On April 22, Kyndel underwent surgery to place a port under her skull so that she could receive enzyme replacement treatments which are designed to slow the progression of the disease and will hopefully allow her to retain her motor skills keeping her mobile for the time being.
“She will receive the enzyme replacement treatments every two weeks for the rest of her life. The hope is that the treatments will delay the progression of the disease. For instance, we are hoping the treatments will perhaps allow her to be mobile for possibly a year longer before she would be confined to a wheelchair,” Adam stated.
The parents said that they love Dr. Emily at Children’s Hospital and more importantly Kyndel loves her too.
“Since she is so young and knows no other way of life — so she has done a great job while undergoing surgery and enduring the treatments. Fortunately, she is blessed to have a high pain tolerance which helps with the necessary surgeries and treatment sessions too,” they admitted. The treatments include four hours of infusion therapy — where they inject the enzymes that Kyndel is lacking directly into her brain. Stacie said that this type of treatment for CLN2 was just approved by the FDA two years ago — so unfortunately the enzyme therapy treatments were not available at the time for Westley.
Adam is head mechanic with the Logan-Hocking School District so he has good health insurance but of course with lifelong treatments, the cost of surgery and treatments can exceed the costs covered by insurance benefits.
To assist with additional medical expenses, a Truck and Tractor Pull Benefit will be hosted at the Hocking County Fairgrounds Saturday. According to Adam, the gates will open at 9 a.m. and the competition is scheduled to begin at noon. Adam said that the truck and semi entry fee is $25 per hook, while admission fee is $10 per person and children under the age of 10 are admitted for free.
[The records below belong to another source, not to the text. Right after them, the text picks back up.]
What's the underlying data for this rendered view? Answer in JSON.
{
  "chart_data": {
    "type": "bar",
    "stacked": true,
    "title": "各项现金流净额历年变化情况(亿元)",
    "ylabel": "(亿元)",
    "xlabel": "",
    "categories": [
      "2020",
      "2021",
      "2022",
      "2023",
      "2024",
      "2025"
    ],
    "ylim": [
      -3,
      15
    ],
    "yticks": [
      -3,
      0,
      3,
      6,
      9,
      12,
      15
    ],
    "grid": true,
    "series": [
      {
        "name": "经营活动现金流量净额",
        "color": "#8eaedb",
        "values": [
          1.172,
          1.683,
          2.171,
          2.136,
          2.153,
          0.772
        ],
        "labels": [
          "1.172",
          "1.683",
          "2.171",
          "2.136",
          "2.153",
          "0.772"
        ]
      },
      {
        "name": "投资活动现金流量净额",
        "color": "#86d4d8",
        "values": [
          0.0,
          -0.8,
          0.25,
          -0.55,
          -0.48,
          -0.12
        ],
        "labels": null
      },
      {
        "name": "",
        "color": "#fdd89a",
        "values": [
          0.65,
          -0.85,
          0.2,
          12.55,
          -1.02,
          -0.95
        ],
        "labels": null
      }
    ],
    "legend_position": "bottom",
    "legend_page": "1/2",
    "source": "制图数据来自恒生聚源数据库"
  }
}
Food and beverages will be available to purchase during the event.
The classes for the truck and tractor pull includes 6000# Street Stock gas; 6200# Cheater Stock gas; 6200# Light Pro Stock; 8000# 2.5 and 2.6 Smooth Bore combo diesel; 8000# Street Diesel; 8000# Work Stock Diesel; 8000# Run what you brung; Street Semi, Hot Semi and 9500# Pro Farm Tractors.
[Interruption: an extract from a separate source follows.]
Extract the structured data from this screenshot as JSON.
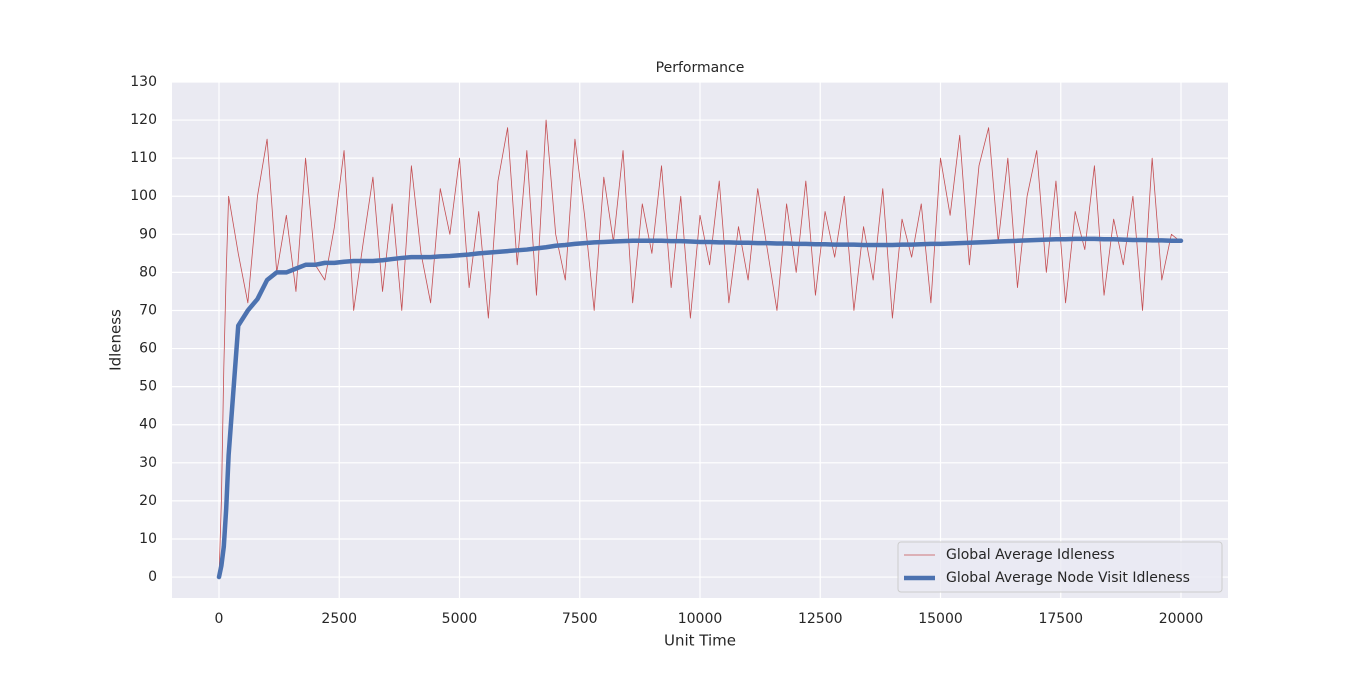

Adam noted that in the event of rain, the event will be hosted on Memorial Day, Monday, May 27. For additional information, contact Bubba at 740-216-0150 or Adam Sudlow at 740-270-9115.
If folks are unable to attend the truck and tractor pull, a second event is being planned by classmates of the Logan High School Class of 2004 — which is the year that Stacie and Adam graduated from high school as well.
The Kyndel’s Kure Benefit/Cook Out will be hosted at The Logan Eagles #2168, located at 75 E. Main Street, on June, 22. The event will include hamburgers and hot dogs donated by the Eagle’s organization, while a Chinese auction, 50/50 drawing will be conducted and disc jockey Rhyno will be on hand to provide entertainment for the guests.
The doors will open at 4 p.m., with auction drawings slated at 6 p.m., hamburgers and hot dogs and side dishes will be served at 5 p.m., for a $5 fee and Rhyno will play tunes from 4 to 7 p.m. Parking is available in the Hocking County Courthouse parking lot.